My ex-wife was a travel agent who specialized in selling cruises. It was my ingenious idea to have ballpoint pens produced with an engraving of her business name, phone number, and web address. I had noticed that the California lottery kiosks at the supermarkets always seemed to lack a pen or pencil for players to fill out a game playslip. So I made it my job each week to fill up those kiosks with her pens. I would travel before work, after work, and on weekends visiting grocery stores and stocking pens at the lottery counters. The pens always disappeared because everyone loves a free pen. Or the store managers removed them, take your pick. To my recollection, not one booking was ever celebrated due to my putting out those pens.
Gorgeous fortunately caught on to my shortcomings much sooner than did my ex. After a few not-so innovative ideas of mine involving the use of social networking to publicize her psychic business, she let me know in a gentle but firm way that it would be better if she followed her own intuition. And since intuition is a bit of a natural impulse for her, in time I agreed that she would be better off without my help. I’ve thankfully now backed away enough to leave her to her own tender mercies. At least this time I don’t have unopened boxes of bulk pens lying around to remind me of my marketing failures.

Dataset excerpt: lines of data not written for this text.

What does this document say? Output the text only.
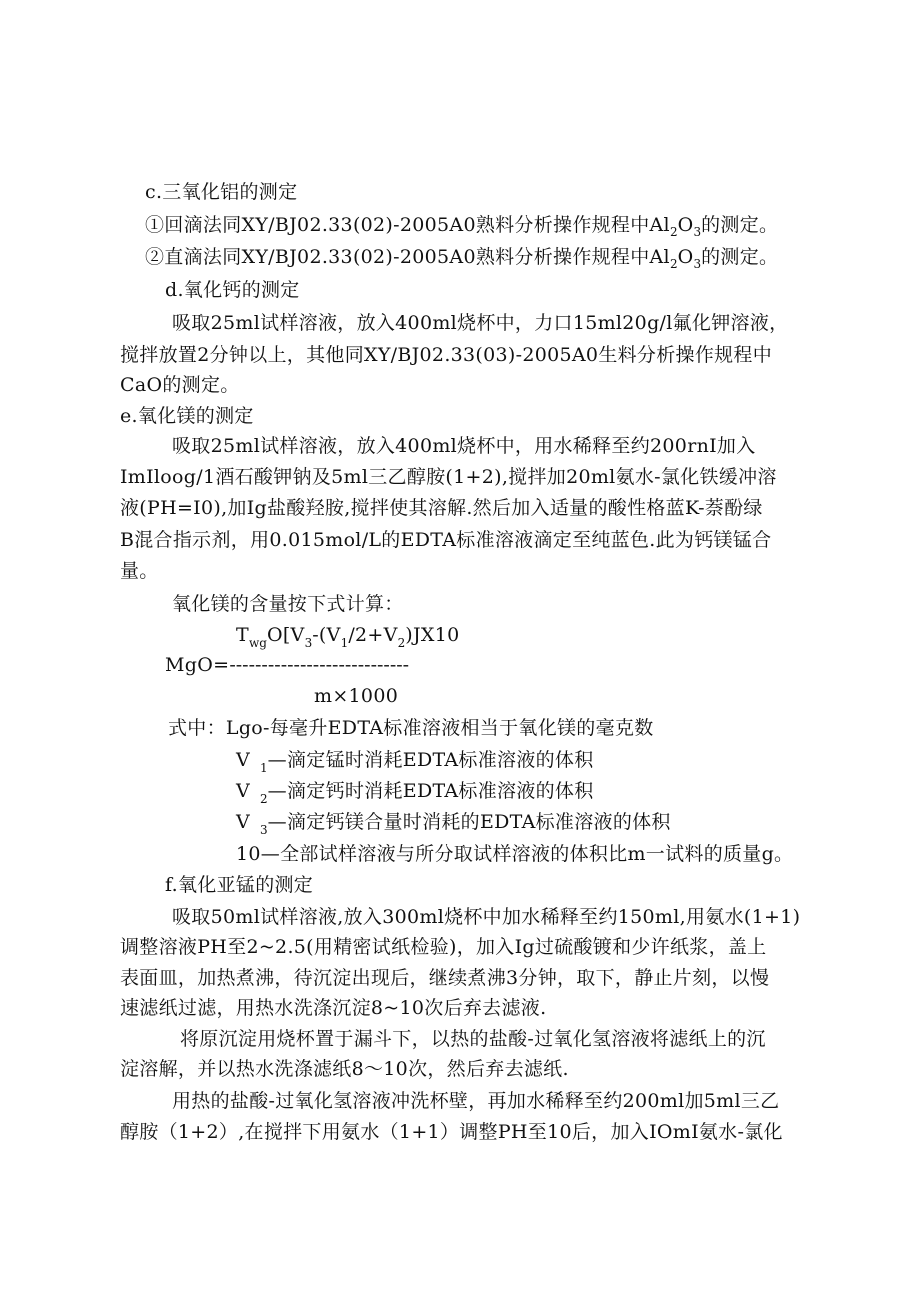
c.三氧化铝的测定
①回滴法同XY/BJ02.33(02)-2005A0熟料分析操作规程中$Al_2O_3$的测定。
②直滴法同XY/BJ02.33(02)-2005A0熟料分析操作规程中$Al_2O_3$的测定。
d.氧化钙的测定
吸取25ml试样溶液，放入400ml烧杯中，力口15ml20g/l氟化钾溶液，
搅拌放置2分钟以上，其他同XY/BJ02.33(03)-2005A0生料分析操作规程中
CaO的测定。
e.氧化镁的测定
吸取25ml试样溶液，放入400ml烧杯中，用水稀释至约200rnI加入
ImIloog/1酒石酸钾钠及5ml三乙醇胺(1+2),搅拌加20ml氨水-氯化铁缓冲溶
液(PH=I0),加Ig盐酸羟胺,搅拌使其溶解.然后加入适量的酸性格蓝K-萘酚绿
B混合指示剂，用0.015mol/L的EDTA标准溶液滴定至纯蓝色.此为钙镁锰合
量。
氧化镁的含量按下式计算：
$T_{wg}O[V_3-(V_1/2+V_2)JX10$
MgO=----------------------------
m×1000
式中：Lgo-每毫升EDTA标准溶液相当于氧化镁的毫克数
V $_1$—滴定锰时消耗EDTA标准溶液的体积
V $_2$—滴定钙时消耗EDTA标准溶液的体积
V $_3$—滴定钙镁合量时消耗的EDTA标准溶液的体积
10—全部试样溶液与所分取试样溶液的体积比m一试料的质量g。
f.氧化亚锰的测定
吸取50ml试样溶液,放入300ml烧杯中加水稀释至约150ml,用氨水(1+1)
调整溶液PH至2~2.5(用精密试纸检验)，加入Ig过硫酸镀和少许纸浆，盖上
表面皿，加热煮沸，待沉淀出现后，继续煮沸3分钟，取下，静止片刻，以慢
速滤纸过滤，用热水洗涤沉淀8~10次后弃去滤液.
将原沉淀用烧杯置于漏斗下，以热的盐酸-过氧化氢溶液将滤纸上的沉
淀溶解，并以热水洗涤滤纸8～10次，然后弃去滤纸.
用热的盐酸-过氧化氢溶液冲洗杯壁，再加水稀释至约200ml加5ml三乙
醇胺（1+2）,在搅拌下用氨水（1+1）调整PH至10后，加入IOmI氨水-氯化
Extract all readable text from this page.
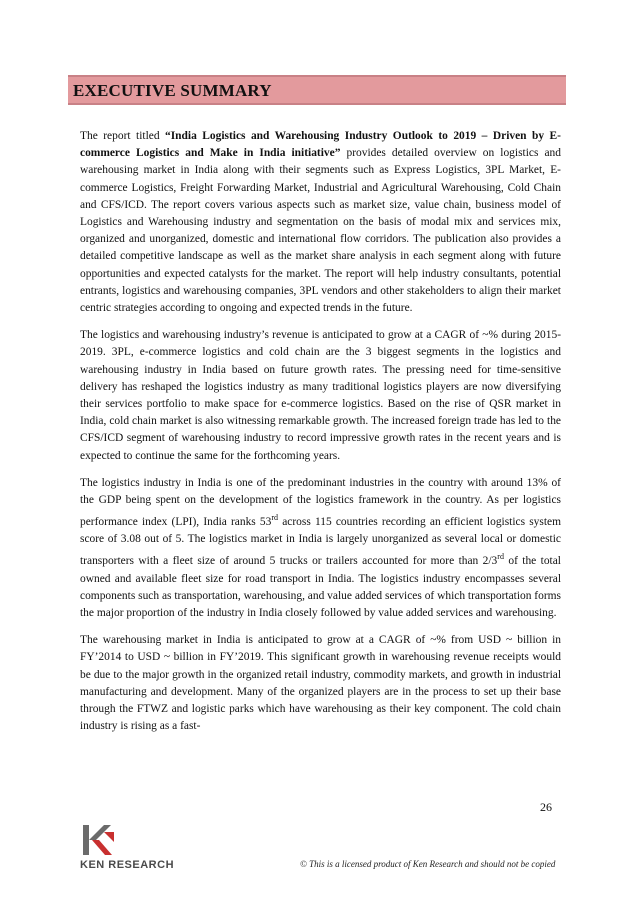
EXECUTIVE SUMMARY

The report titled “India Logistics and Warehousing Industry Outlook to 2019 – Driven by E-commerce Logistics and Make in India initiative” provides detailed overview on logistics and warehousing market in India along with their segments such as Express Logistics, 3PL Market, E-commerce Logistics, Freight Forwarding Market, Industrial and Agricultural Warehousing, Cold Chain and CFS/ICD. The report covers various aspects such as market size, value chain, business model of Logistics and Warehousing industry and segmentation on the basis of modal mix and services mix, organized and unorganized, domestic and international flow corridors. The publication also provides a detailed competitive landscape as well as the market share analysis in each segment along with future opportunities and expected catalysts for the market. The report will help industry consultants, potential entrants, logistics and warehousing companies, 3PL vendors and other stakeholders to align their market centric strategies according to ongoing and expected trends in the future.

The logistics and warehousing industry’s revenue is anticipated to grow at a CAGR of ~% during 2015-2019. 3PL, e-commerce logistics and cold chain are the 3 biggest segments in the logistics and warehousing industry in India based on future growth rates. The pressing need for time-sensitive delivery has reshaped the logistics industry as many traditional logistics players are now diversifying their services portfolio to make space for e-commerce logistics. Based on the rise of QSR market in India, cold chain market is also witnessing remarkable growth. The increased foreign trade has led to the CFS/ICD segment of warehousing industry to record impressive growth rates in the recent years and is expected to continue the same for the forthcoming years.

The logistics industry in India is one of the predominant industries in the country with around 13% of the GDP being spent on the development of the logistics framework in the country. As per logistics performance index (LPI), India ranks 53rd across 115 countries recording an efficient logistics system score of 3.08 out of 5. The logistics market in India is largely unorganized as several local or domestic transporters with a fleet size of around 5 trucks or trailers accounted for more than 2/3rd of the total owned and available fleet size for road transport in India. The logistics industry encompasses several components such as transportation, warehousing, and value added services of which transportation forms the major proportion of the industry in India closely followed by value added services and warehousing.

The warehousing market in India is anticipated to grow at a CAGR of ~% from USD ~ billion in FY’2014 to USD ~ billion in FY’2019. This significant growth in warehousing revenue receipts would be due to the major growth in the organized retail industry, commodity markets, and growth in industrial manufacturing and development. Many of the organized players are in the process to set up their base through the FTWZ and logistic parks which have warehousing as their key component. The cold chain industry is rising as a fast-

26
KEN RESEARCH	© This is a licensed product of Ken Research and should not be copied
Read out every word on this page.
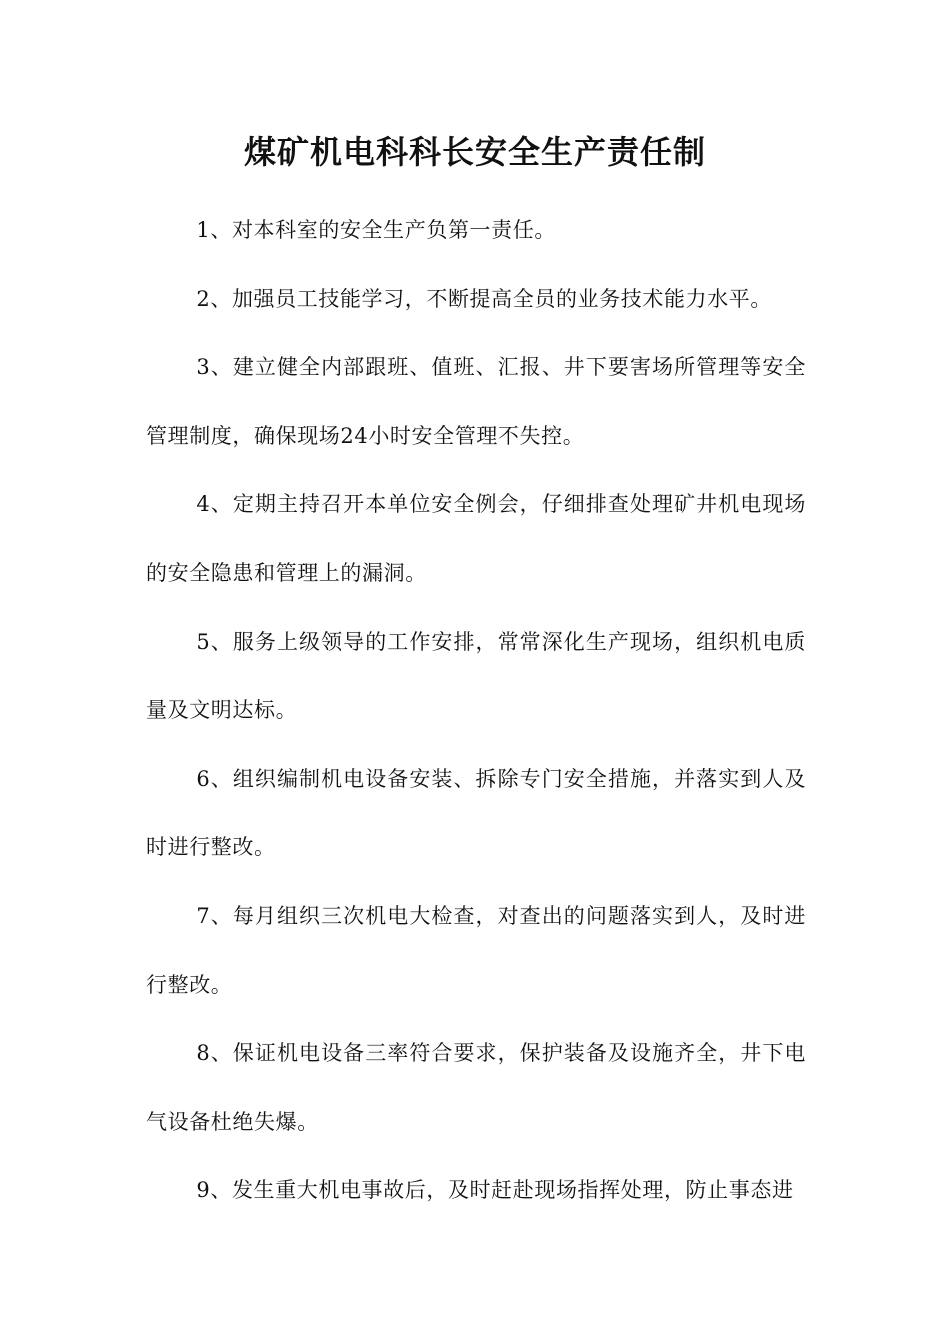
煤矿机电科科长安全生产责任制

1、对本科室的安全生产负第一责任。

2、加强员工技能学习，不断提高全员的业务技术能力水平。

3、建立健全内部跟班、值班、汇报、井下要害场所管理等安全管理制度，确保现场24小时安全管理不失控。

4、定期主持召开本单位安全例会，仔细排查处理矿井机电现场的安全隐患和管理上的漏洞。

5、服务上级领导的工作安排，常常深化生产现场，组织机电质量及文明达标。

6、组织编制机电设备安装、拆除专门安全措施，并落实到人及时进行整改。

7、每月组织三次机电大检查，对查出的问题落实到人，及时进行整改。

8、保证机电设备三率符合要求，保护装备及设施齐全，井下电气设备杜绝失爆。

9、发生重大机电事故后，及时赶赴现场指挥处理，防止事态进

I do offer my sincere admiration to anyone who can successfully manage a business. This is especially true for those who do so in retirement after a long career. It takes superior knowledge, perseverance, and quite a bit of elbow grease for success to happen. I also believe entrepreneurial accomplishment involves having a type of sixth sense that gives someone an understanding of exactly what needs to be done, when, how much, and for whom. This is a quality I unfortunately lack.
I also lack the ability to pull off walking into a strip club. That takes spunk too. Or just common sense. I’ll let you decide.